First, the parties committed "all disputes" relating to the 2003 employment agreement or to Wilson's employment to arbitration and specified that such arbitration was the exclusive method for resolving the disputes. Second, the parties agreed to be governed by the JAMS Rules. Therefore, any award resulting from arbitration was, under the JAMS Rules, final, JAMS Rule 24, and enforceable in "proceedings" conducted under the FAA, JAMS Rule 25. Finally, the parties actually followed the specified arbitration process, without objection by either party, leading to a final award that both parties submitted to the district court.
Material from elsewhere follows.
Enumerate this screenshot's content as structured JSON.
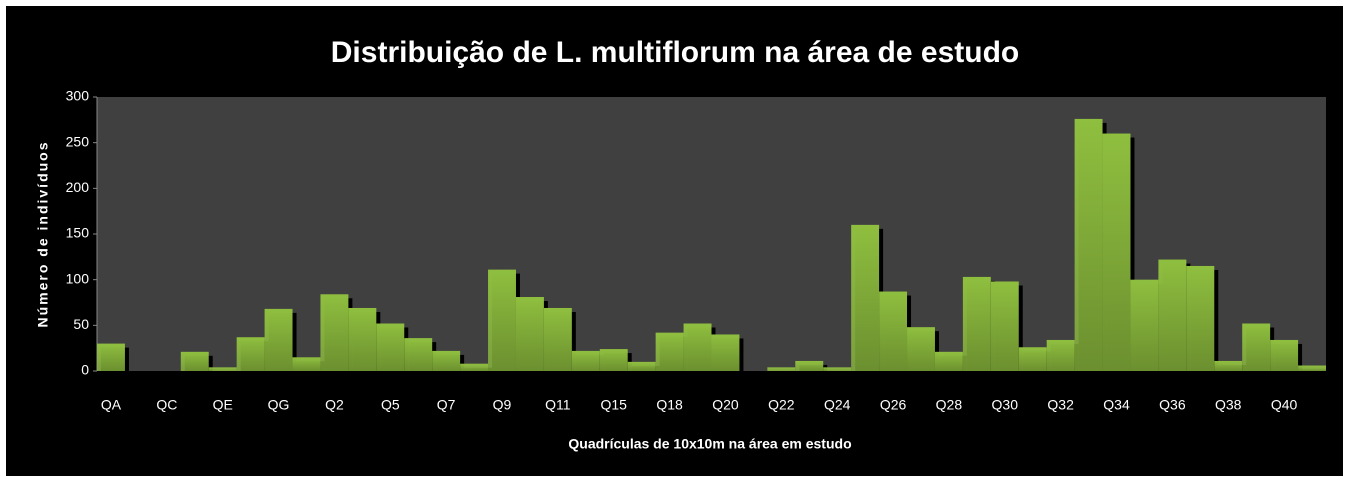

Qorvis sought confirmation of the award from the court, and Wilson sought vacation of it.

Thus, when Qorvis and Wilson agreed to arbitration as the exclusive method for resolving disputes, they excluded the possibility that disputes could be resolved de novo in court, and any award entered pursuant to the arbitration would therefore be final.... When the parties also agreed to resolve disputes in arbitration, they similarly agreed that a "firm decision" on the dispute would be made in arbitration.... And when the parties agreed to employ the JAMS Rules, they agreed that the arbitration award was to be "considered final, for purposes of . . . a judicial proceeding to enforce, modify or vacate the Award." JAMS Rule 24. In short, the parties agreed that "all disputes" would be resolved by arbitration; that arbitration would be the exclusive method for resolving a dispute; that the award would be final; and that the award could be enforced in court under the FAA. The parties' agreement thus excluded the possibility that pursuing an arbitration award was only a condition precedent to a de novo court litigation.

In addition, the arbitration clause in this case contains language explicitly anticipating enforcement of the award ("If required by applicable law to make this duty to arbitrate enforceable as to any claim, [Qorvis] shall pay the cost of the arbitration proceeding hereunder"), directly implying that a judgment on the award was contemplated.


Wilson argues that the JAMS Rules are not as clear [as the AAA Rules]. Unlike the rules of the American Arbitration Association, there is no provision in the JAMS Rules stating explicitly that the parties to the arbitration are deemed to have consented that judgment be entered upon the award.... Although it is true that the JAMS Rules do not contain such explicit language, they do undoubtedly imply the same. ***

Suggestion to JAMS: Tweak your rules.